Brzmienia bardziej żywe, nasycone, z bliższym pierwszym planem, łatwiej wpadają nam w ucho, ale i łatwiej z niego wypadają... powoli, albo nawet raptownie, czymś męcząc i zniechęcając. Często właśnie element będący początkowo magnesem, z czasem okazuje się zbyt dominujący i determinujący każde nagranie; z jednej strony Kii Three też mają swój charakter, a nawet odrobinę efekciarstwa (bas natychmiast zwraca uwagę), jednocześnie podczas ich dłuższego odsłuchu nie pojawił się ślad znużenia ani "dręczenia"; wręcz przeciwnie - to brzmienie trzymało przy sobie dłużej, niż to zaplanowałem, niż było to absolutnie konieczne, aby poznać jego podstawowe cechy.
Jednocześnie rozbudzało i zaspokajało ciekawość, jak zabrzmi kolejne nagranie, jaki jest jego "prawdziwy" obraz, zarówno pod względem przestrzennym, jak i... basowym, i uspokajało - z każdym materiałem było przynajmniej znośnie, nigdy nie poczułem tego swoistego niepokoju, nie przeskakiwałem nerwowo z nagrania na nagranie, aby wreszcie usłyszeć coś ciekawego, bo wszystko wydawało się ciekawe, chociaż nie zawsze były "ciary".
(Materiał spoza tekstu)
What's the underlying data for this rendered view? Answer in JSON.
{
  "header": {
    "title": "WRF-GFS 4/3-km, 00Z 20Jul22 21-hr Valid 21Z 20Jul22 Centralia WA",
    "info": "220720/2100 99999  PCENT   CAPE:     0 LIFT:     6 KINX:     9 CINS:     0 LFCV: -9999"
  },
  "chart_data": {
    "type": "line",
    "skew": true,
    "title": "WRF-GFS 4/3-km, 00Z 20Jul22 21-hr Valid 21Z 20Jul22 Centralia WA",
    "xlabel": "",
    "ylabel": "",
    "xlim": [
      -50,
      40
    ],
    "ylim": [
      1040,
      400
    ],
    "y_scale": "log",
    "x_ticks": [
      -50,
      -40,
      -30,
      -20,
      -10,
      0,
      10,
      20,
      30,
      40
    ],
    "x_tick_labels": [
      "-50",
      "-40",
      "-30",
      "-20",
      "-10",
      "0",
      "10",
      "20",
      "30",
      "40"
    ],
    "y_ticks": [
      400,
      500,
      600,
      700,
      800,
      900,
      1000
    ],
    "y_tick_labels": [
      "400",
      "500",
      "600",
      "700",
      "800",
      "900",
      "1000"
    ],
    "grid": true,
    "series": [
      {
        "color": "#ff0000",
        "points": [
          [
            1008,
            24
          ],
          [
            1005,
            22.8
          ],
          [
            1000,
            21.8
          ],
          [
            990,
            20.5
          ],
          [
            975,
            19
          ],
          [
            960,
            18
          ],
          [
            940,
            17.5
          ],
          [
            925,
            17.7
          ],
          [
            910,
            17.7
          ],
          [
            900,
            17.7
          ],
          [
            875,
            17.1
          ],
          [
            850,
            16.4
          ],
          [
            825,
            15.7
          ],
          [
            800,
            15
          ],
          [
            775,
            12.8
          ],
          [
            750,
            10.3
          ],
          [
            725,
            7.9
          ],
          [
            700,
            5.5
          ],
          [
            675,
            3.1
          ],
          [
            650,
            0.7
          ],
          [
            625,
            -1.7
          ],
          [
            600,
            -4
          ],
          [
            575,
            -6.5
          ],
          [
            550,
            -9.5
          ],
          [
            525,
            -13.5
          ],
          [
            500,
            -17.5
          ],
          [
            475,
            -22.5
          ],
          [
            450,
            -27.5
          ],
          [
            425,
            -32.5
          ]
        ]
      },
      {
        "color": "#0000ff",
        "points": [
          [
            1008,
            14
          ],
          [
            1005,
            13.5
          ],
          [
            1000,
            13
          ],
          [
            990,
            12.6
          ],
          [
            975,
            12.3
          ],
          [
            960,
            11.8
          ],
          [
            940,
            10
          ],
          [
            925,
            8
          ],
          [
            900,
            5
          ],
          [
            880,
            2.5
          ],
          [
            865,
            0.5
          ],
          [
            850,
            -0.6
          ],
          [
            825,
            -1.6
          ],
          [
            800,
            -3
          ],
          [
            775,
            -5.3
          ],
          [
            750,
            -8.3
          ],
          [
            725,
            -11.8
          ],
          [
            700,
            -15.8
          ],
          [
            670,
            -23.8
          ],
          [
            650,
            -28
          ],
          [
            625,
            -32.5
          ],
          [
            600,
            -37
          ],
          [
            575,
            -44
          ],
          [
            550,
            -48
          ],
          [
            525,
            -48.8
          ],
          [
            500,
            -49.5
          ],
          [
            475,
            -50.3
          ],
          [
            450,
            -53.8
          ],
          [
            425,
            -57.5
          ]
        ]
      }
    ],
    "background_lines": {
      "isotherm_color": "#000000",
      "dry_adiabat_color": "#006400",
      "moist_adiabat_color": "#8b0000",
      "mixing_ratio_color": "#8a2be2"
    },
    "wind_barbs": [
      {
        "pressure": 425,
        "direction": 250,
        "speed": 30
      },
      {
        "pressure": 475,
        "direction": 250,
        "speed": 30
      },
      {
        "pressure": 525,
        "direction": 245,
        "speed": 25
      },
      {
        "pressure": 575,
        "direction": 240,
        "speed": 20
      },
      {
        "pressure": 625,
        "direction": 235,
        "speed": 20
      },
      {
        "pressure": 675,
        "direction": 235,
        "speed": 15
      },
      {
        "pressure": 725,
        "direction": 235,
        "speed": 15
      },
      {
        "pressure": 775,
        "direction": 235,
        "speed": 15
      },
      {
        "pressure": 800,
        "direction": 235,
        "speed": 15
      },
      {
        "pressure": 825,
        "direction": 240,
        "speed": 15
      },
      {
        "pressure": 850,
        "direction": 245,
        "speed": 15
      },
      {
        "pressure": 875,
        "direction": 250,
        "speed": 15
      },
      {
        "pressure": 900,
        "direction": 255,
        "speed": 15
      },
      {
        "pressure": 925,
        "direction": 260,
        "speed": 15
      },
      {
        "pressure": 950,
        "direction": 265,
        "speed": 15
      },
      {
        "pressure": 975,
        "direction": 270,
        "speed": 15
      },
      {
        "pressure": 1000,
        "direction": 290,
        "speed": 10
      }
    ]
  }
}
Kii Three nie dają zastrzyku adrenaliny, nie wprowadzają nas w środek jazzowego klubu ani przed rockową scenę, działają raczej jak "otwarte okno", nie zapraszają nam do pokoju muzyków. Przez to okno wszystko jednak słychać bardzo dokładnie, i chociaż mamy świadomość, że słuchamy nagrań, a nie muzyki na żywo, to wszelkie akustyczne klimaty, jakie udało się zarejestrować, są pokazane z nadzwyczajną wiernością, wręcz pieczołowitością.
Kii Three słuchane cicho utrzymują dobrą czytelność, ale największe wrażenie robią przy średnich (najbardziej praktycznych) poziomach - staje się wtedy oczywiste, że żadne inne konstrukcje tej wielkości nie mają takiego potencjału basu, dynamiki i precyzji przestrzennej.
Kii Three są doskonałym narzędziem dla profesjonalistów, mogą też być bezproblemowym głośnikiem domowym, z powodzeniem konkurującym z systemami w podobnej cenie (biorąc pod uwagę koszt nie tylko głośników, ale też wzmacniaczy i przetworników).
Co dla jednych będzie zaletą, dla innych będzie problemem - Kii Three nie zmuszają, ale i nie pozwalają na szukanie "odpowiedniego wzmacniacza", "harmonijnego DAC-a", na szlifowanie brzmienia kablami głośnikowymi; znacznie redukują obszar własnej inicjatywy użytkownika, nie pozwalają na podsumowanie ich brzmienia formułką obiecującą raj na ziemi po dopasowaniu reszty systemu; niemal wszystko zostało tutaj już dopasowane.